Update, June 23, 1:31 p.m. One of the trauma patients admitted to GW Hospital last night is being discharged, said Heather Oldham, a spokeswoman for the hospital. Both patients are now in stable condition, but Oldham said she had no information about when the second patient will be discharged from the hospital. The 24 patients suffering from minor injuries arrived both by bus and as walk-ins, Oldham said. They were treated last night, but not admitted to the hospital.
There have been nine fatalities reported thus far as a result of the collision.
Update 11:44 p.m. A statement from University President Steven Knapp was posted to the campus advisories Web site Monday night.
By now most of you are aware of today’s tragic accident on the Metro’s Red Line, which occurred during the evening rush hour. First and foremost, our thoughts and prayers go out to the families of the victims. I want to thank our GW hospital staff and volunteers for their hard work in treating the injured. We know that a number of our staff, students and faculty members use the Red Line to get to our campus and will be affected by today’s collision. All classes and Colonial Inauguration events tomorrow (Tuesday, June 23) will go forward as scheduled, but for those who are experiencing difficulties in getting to campus on time, we will grant liberal leave (in the case of staff) and other appropriate accommodations. Thank you.
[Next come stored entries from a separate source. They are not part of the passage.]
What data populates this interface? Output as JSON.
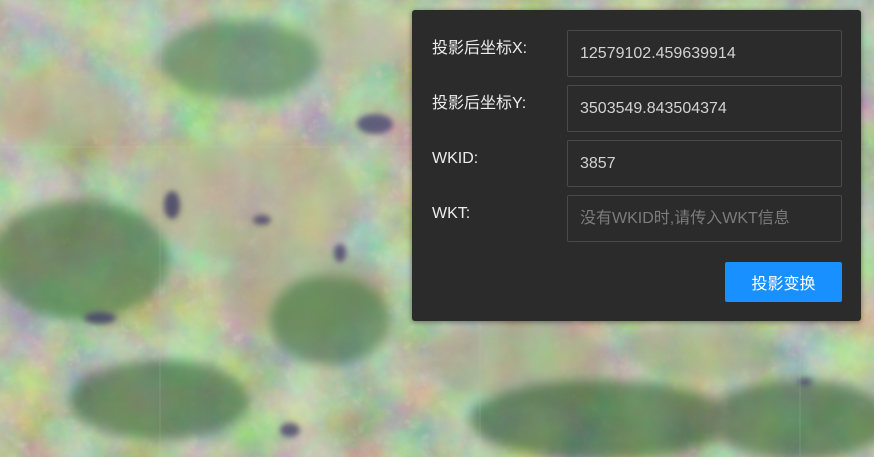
{
  "projection_panel": {
    "fields": [
      {
        "label": "投影后坐标X:",
        "value": "12579102.459639914",
        "placeholder": ""
      },
      {
        "label": "投影后坐标Y:",
        "value": "3503549.843504374",
        "placeholder": ""
      },
      {
        "label": "WKID:",
        "value": "3857",
        "placeholder": ""
      },
      {
        "label": "WKT:",
        "value": "",
        "placeholder": "没有WKID时,请传入WKT信息"
      }
    ],
    "button_label": "投影变换"
  },
  "colors": {
    "panel_background": "#2b2b2b",
    "field_border": "#4a4a4a",
    "label_text": "#ececec",
    "value_text": "#d2d2d2",
    "placeholder_text": "#7c7c7c",
    "button_background": "#1890ff",
    "button_text": "#ffffff"
  }
}
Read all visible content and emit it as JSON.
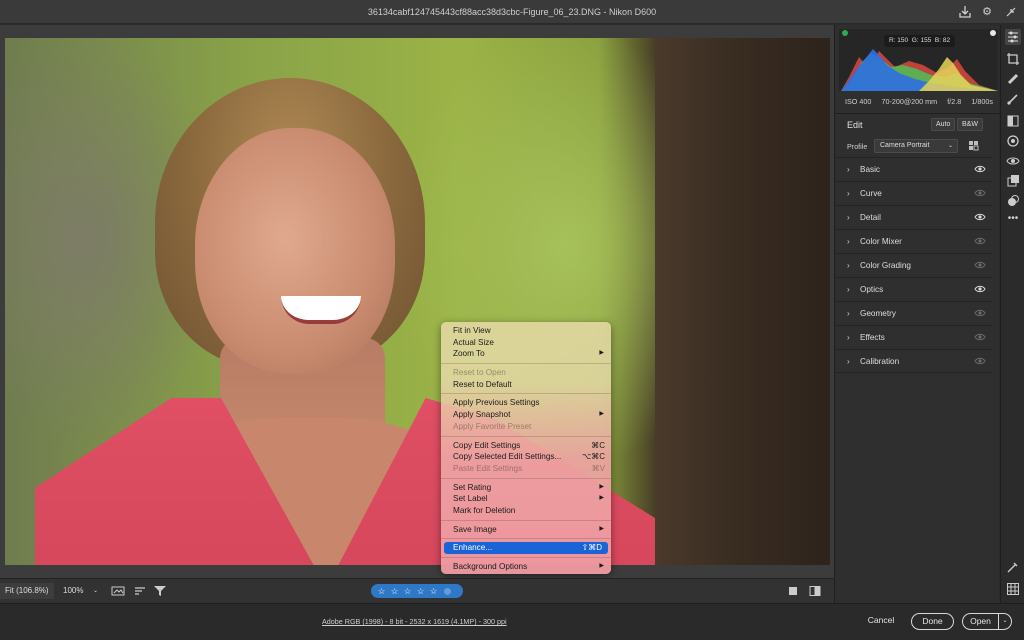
{
  "window": {
    "title": "36134cabf124745443cf88acc38d3cbc-Figure_06_23.DNG  -  Nikon D600"
  },
  "context_menu": {
    "items": [
      {
        "label": "Fit in View",
        "shortcut": "",
        "submenu": false,
        "disabled": false
      },
      {
        "label": "Actual Size",
        "shortcut": "",
        "submenu": false,
        "disabled": false
      },
      {
        "label": "Zoom To",
        "shortcut": "",
        "submenu": true,
        "disabled": false
      },
      {
        "label": "Reset to Open",
        "shortcut": "",
        "submenu": false,
        "disabled": true
      },
      {
        "label": "Reset to Default",
        "shortcut": "",
        "submenu": false,
        "disabled": false
      },
      {
        "label": "Apply Previous Settings",
        "shortcut": "",
        "submenu": false,
        "disabled": false
      },
      {
        "label": "Apply Snapshot",
        "shortcut": "",
        "submenu": true,
        "disabled": false
      },
      {
        "label": "Apply Favorite Preset",
        "shortcut": "",
        "submenu": false,
        "disabled": true
      },
      {
        "label": "Copy Edit Settings",
        "shortcut": "⌘C",
        "submenu": false,
        "disabled": false
      },
      {
        "label": "Copy Selected Edit Settings...",
        "shortcut": "⌥⌘C",
        "submenu": false,
        "disabled": false
      },
      {
        "label": "Paste Edit Settings",
        "shortcut": "⌘V",
        "submenu": false,
        "disabled": true
      },
      {
        "label": "Set Rating",
        "shortcut": "",
        "submenu": true,
        "disabled": false
      },
      {
        "label": "Set Label",
        "shortcut": "",
        "submenu": true,
        "disabled": false
      },
      {
        "label": "Mark for Deletion",
        "shortcut": "",
        "submenu": false,
        "disabled": false
      },
      {
        "label": "Save Image",
        "shortcut": "",
        "submenu": true,
        "disabled": false
      },
      {
        "label": "Enhance...",
        "shortcut": "⇧⌘D",
        "submenu": false,
        "disabled": false,
        "highlighted": true
      },
      {
        "label": "Background Options",
        "shortcut": "",
        "submenu": true,
        "disabled": false
      }
    ]
  },
  "histogram": {
    "r_label": "R: 150",
    "g_label": "G: 155",
    "b_label": "B: 82"
  },
  "camera_info": {
    "iso": "ISO 400",
    "lens": "70-200@200 mm",
    "aperture": "f/2.8",
    "shutter": "1/800s"
  },
  "edit": {
    "title": "Edit",
    "auto_label": "Auto",
    "bw_label": "B&W",
    "profile_label": "Profile",
    "profile_value": "Camera Portrait",
    "sections": [
      {
        "name": "Basic",
        "eye_active": true
      },
      {
        "name": "Curve",
        "eye_active": false
      },
      {
        "name": "Detail",
        "eye_active": true
      },
      {
        "name": "Color Mixer",
        "eye_active": false
      },
      {
        "name": "Color Grading",
        "eye_active": false
      },
      {
        "name": "Optics",
        "eye_active": true
      },
      {
        "name": "Geometry",
        "eye_active": false
      },
      {
        "name": "Effects",
        "eye_active": false
      },
      {
        "name": "Calibration",
        "eye_active": false
      }
    ]
  },
  "bottom": {
    "fit_label": "Fit (106.8%)",
    "zoom_label": "100%",
    "stars": [
      "☆",
      "☆",
      "☆",
      "☆",
      "☆"
    ]
  },
  "status": {
    "workflow_link": "Adobe RGB (1998) - 8 bit - 2532 x 1619 (4.1MP) - 300 ppi",
    "cancel_label": "Cancel",
    "done_label": "Done",
    "open_label": "Open"
  },
  "colors": {
    "accent_blue": "#1a64d8",
    "rating_bar": "#2f78c7"
  }
}
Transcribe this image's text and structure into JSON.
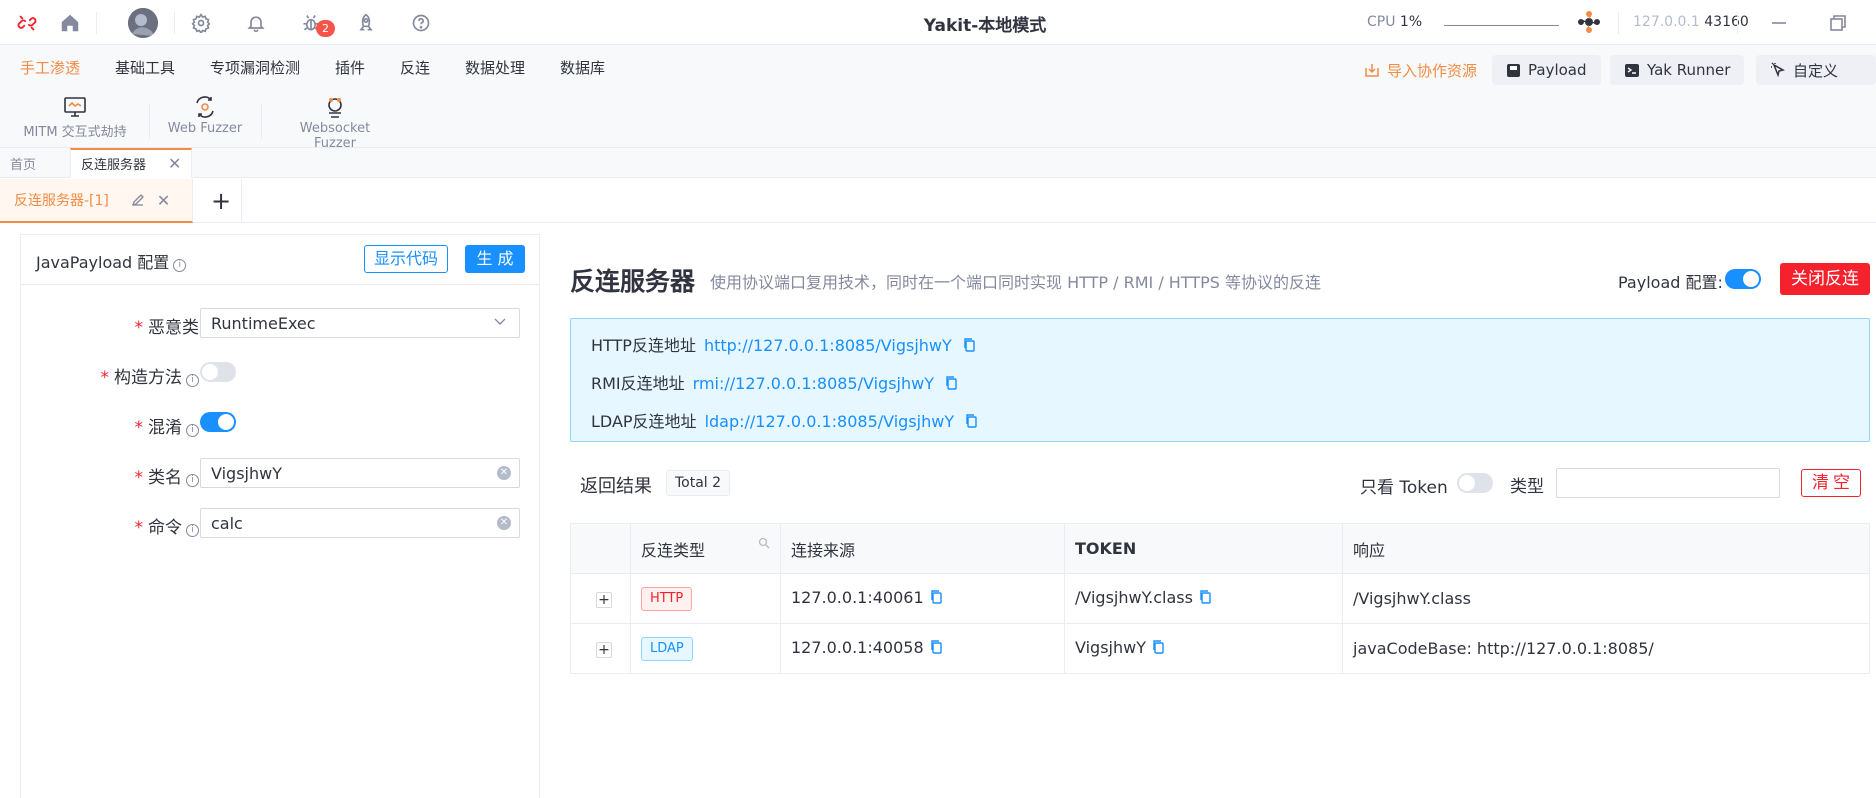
{
  "titlebar": {
    "title": "Yakit-本地模式",
    "bug_badge": "2",
    "cpu_label": "CPU",
    "cpu_value": "1%",
    "engine_host": "127.0.0.1",
    "engine_port": "43160"
  },
  "menu": {
    "items": [
      "手工渗透",
      "基础工具",
      "专项漏洞检测",
      "插件",
      "反连",
      "数据处理",
      "数据库"
    ],
    "tools": [
      "MITM 交互式劫持",
      "Web Fuzzer",
      "Websocket Fuzzer"
    ],
    "import_link": "导入协作资源",
    "payload_btn": "Payload",
    "yakrunner_btn": "Yak Runner",
    "custom_btn": "自定义"
  },
  "page_tabs": {
    "home": "首页",
    "active": "反连服务器"
  },
  "sub_tab": {
    "label": "反连服务器-[1]"
  },
  "java_payload": {
    "title": "JavaPayload 配置",
    "show_code": "显示代码",
    "generate": "生 成",
    "fields": {
      "malicious_class": {
        "label": "恶意类",
        "value": "RuntimeExec"
      },
      "constructor": {
        "label": "构造方法",
        "enabled": false
      },
      "obfuscate": {
        "label": "混淆",
        "enabled": true
      },
      "class_name": {
        "label": "类名",
        "value": "VigsjhwY"
      },
      "command": {
        "label": "命令",
        "value": "calc"
      }
    }
  },
  "reverse_server": {
    "title": "反连服务器",
    "description": "使用协议端口复用技术，同时在一个端口同时实现 HTTP / RMI / HTTPS 等协议的反连",
    "payload_config_label": "Payload 配置:",
    "payload_config_enabled": true,
    "close_button": "关闭反连",
    "addresses": [
      {
        "label": "HTTP反连地址",
        "url": "http://127.0.0.1:8085/VigsjhwY"
      },
      {
        "label": "RMI反连地址",
        "url": "rmi://127.0.0.1:8085/VigsjhwY"
      },
      {
        "label": "LDAP反连地址",
        "url": "ldap://127.0.0.1:8085/VigsjhwY"
      }
    ]
  },
  "results": {
    "label": "返回结果",
    "total": "Total 2",
    "token_only_label": "只看 Token",
    "type_label": "类型",
    "type_value": "",
    "clear": "清空",
    "columns": [
      "反连类型",
      "连接来源",
      "TOKEN",
      "响应"
    ],
    "rows": [
      {
        "type": "HTTP",
        "source": "127.0.0.1:40061",
        "token": "/VigsjhwY.class",
        "response": "/VigsjhwY.class"
      },
      {
        "type": "LDAP",
        "source": "127.0.0.1:40058",
        "token": "VigsjhwY",
        "response": "javaCodeBase: http://127.0.0.1:8085/"
      }
    ]
  },
  "colors": {
    "accent": "#f28b44",
    "primary": "#1890ff",
    "danger": "#f5222d",
    "text": "#31343f",
    "muted": "#85899e"
  }
}
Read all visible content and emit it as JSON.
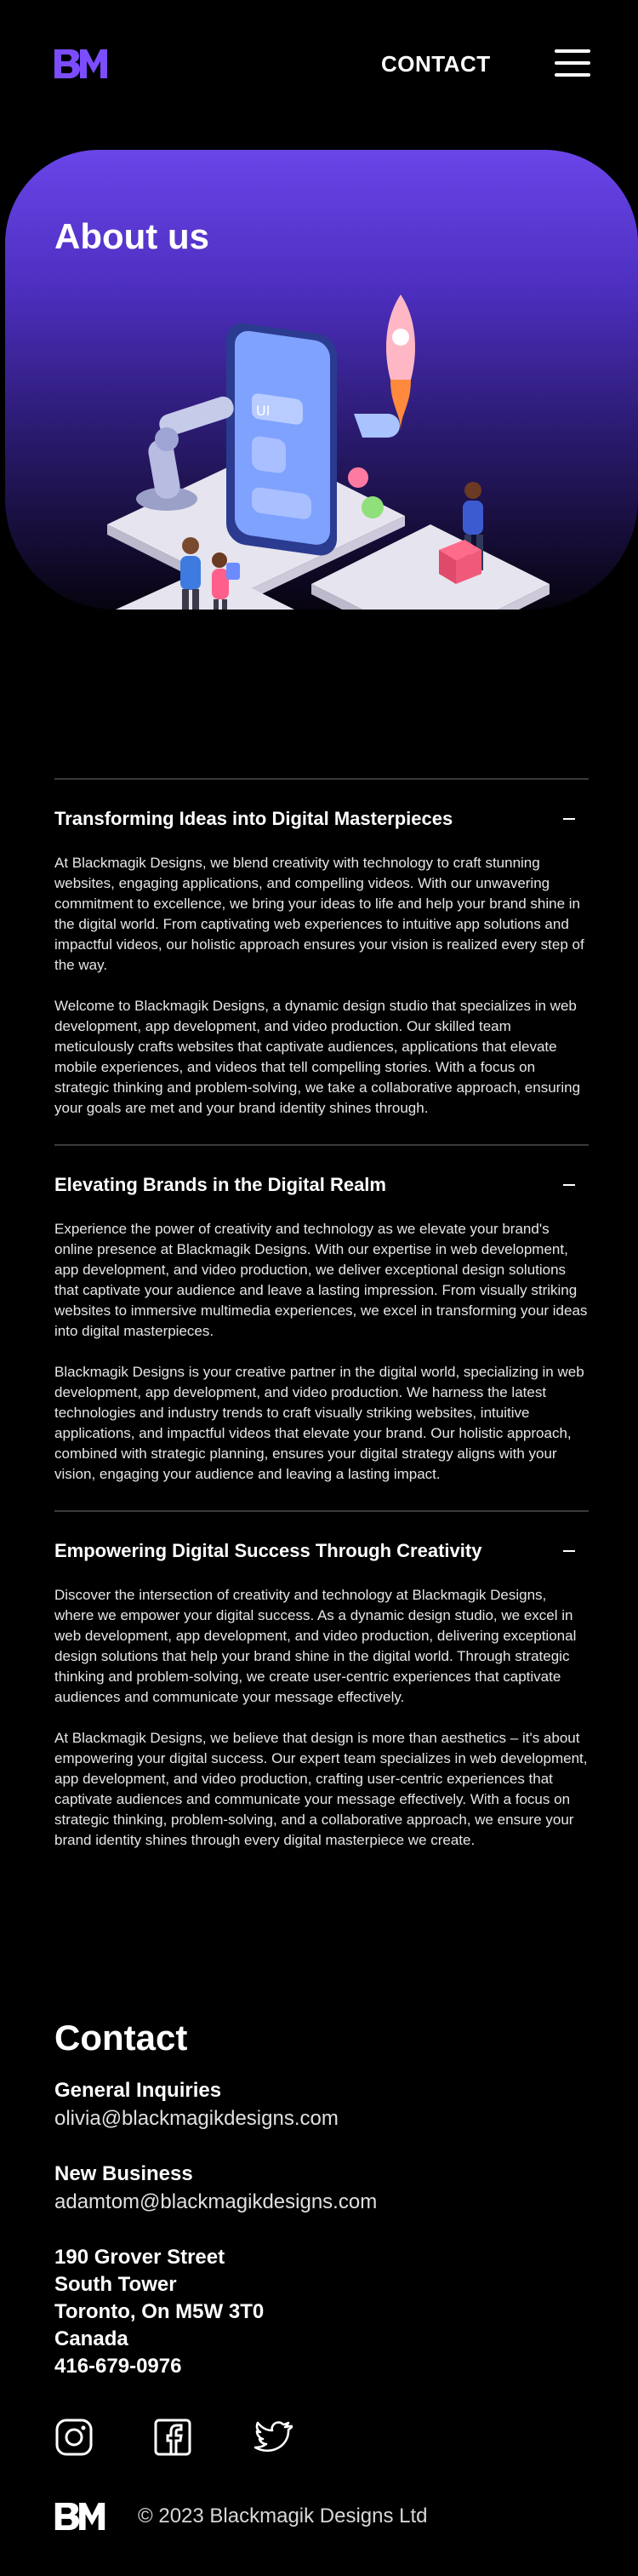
{
  "header": {
    "contact_label": "CONTACT"
  },
  "hero": {
    "title": "About us"
  },
  "accordion": [
    {
      "title": "Transforming Ideas into Digital Masterpieces",
      "paragraphs": [
        "At Blackmagik Designs, we blend creativity with technology to craft stunning websites, engaging applications, and compelling videos. With our unwavering commitment to excellence, we bring your ideas to life and help your brand shine in the digital world. From captivating web experiences to intuitive app solutions and impactful videos, our holistic approach ensures your vision is realized every step of the way.",
        "Welcome to Blackmagik Designs, a dynamic design studio that specializes in web development, app development, and video production. Our skilled team meticulously crafts websites that captivate audiences, applications that elevate mobile experiences, and videos that tell compelling stories. With a focus on strategic thinking and problem-solving, we take a collaborative approach, ensuring your goals are met and your brand identity shines through."
      ]
    },
    {
      "title": "Elevating Brands in the Digital Realm",
      "paragraphs": [
        "Experience the power of creativity and technology as we elevate your brand's online presence at Blackmagik Designs. With our expertise in web development, app development, and video production, we deliver exceptional design solutions that captivate your audience and leave a lasting impression. From visually striking websites to immersive multimedia experiences, we excel in transforming your ideas into digital masterpieces.",
        "Blackmagik Designs is your creative partner in the digital world, specializing in web development, app development, and video production. We harness the latest technologies and industry trends to craft visually striking websites, intuitive applications, and impactful videos that elevate your brand. Our holistic approach, combined with strategic planning, ensures your digital strategy aligns with your vision, engaging your audience and leaving a lasting impact."
      ]
    },
    {
      "title": "Empowering Digital Success Through Creativity",
      "paragraphs": [
        "Discover the intersection of creativity and technology at Blackmagik Designs, where we empower your digital success. As a dynamic design studio, we excel in web development, app development, and video production, delivering exceptional design solutions that help your brand shine in the digital world. Through strategic thinking and problem-solving, we create user-centric experiences that captivate audiences and communicate your message effectively.",
        "At Blackmagik Designs, we believe that design is more than aesthetics – it's about empowering your digital success. Our expert team specializes in web development, app development, and video production, crafting user-centric experiences that captivate audiences and communicate your message effectively. With a focus on strategic thinking, problem-solving, and a collaborative approach, we ensure your brand identity shines through every digital masterpiece we create."
      ]
    }
  ],
  "contact": {
    "title": "Contact",
    "general_label": "General Inquiries",
    "general_email": "olivia@blackmagikdesigns.com",
    "business_label": "New Business",
    "business_email": "adamtom@blackmagikdesigns.com",
    "address": [
      "190 Grover Street",
      "South Tower",
      "Toronto, On M5W 3T0",
      "Canada",
      "416-679-0976"
    ]
  },
  "social": {
    "icons": [
      "instagram-icon",
      "facebook-icon",
      "twitter-icon"
    ]
  },
  "footer": {
    "copyright": "© 2023 Blackmagik Designs Ltd"
  },
  "colors": {
    "accent": "#6a45e8",
    "background": "#000000",
    "logo": "#7b4dff"
  }
}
Update 9:35 p.m. Nearly 30 injured passengers were brought to GW Hospital after the collision, said Nicole Pokryfka, a spokeswoman for the hospital. Twenty-four patients with minor injuries including bruises and lacerations were brought in from the scene by bus. They are still in the process of being evaluated, but were given green bracelets to indicate minor injury.
An additional two passengers were brought to the hospital by ambulance. Those patients suffered from more severe injuries, including loss of consciousness, and were listed as trauma patients. Pokryfka said they have both since regained consciousness and are in serious but stable condition.
Update 8:33 p.m. Two more passengers have been confirmed dead, bringing the total number of fatalities to six. Six additional passengers are in critical condition at area hospitals.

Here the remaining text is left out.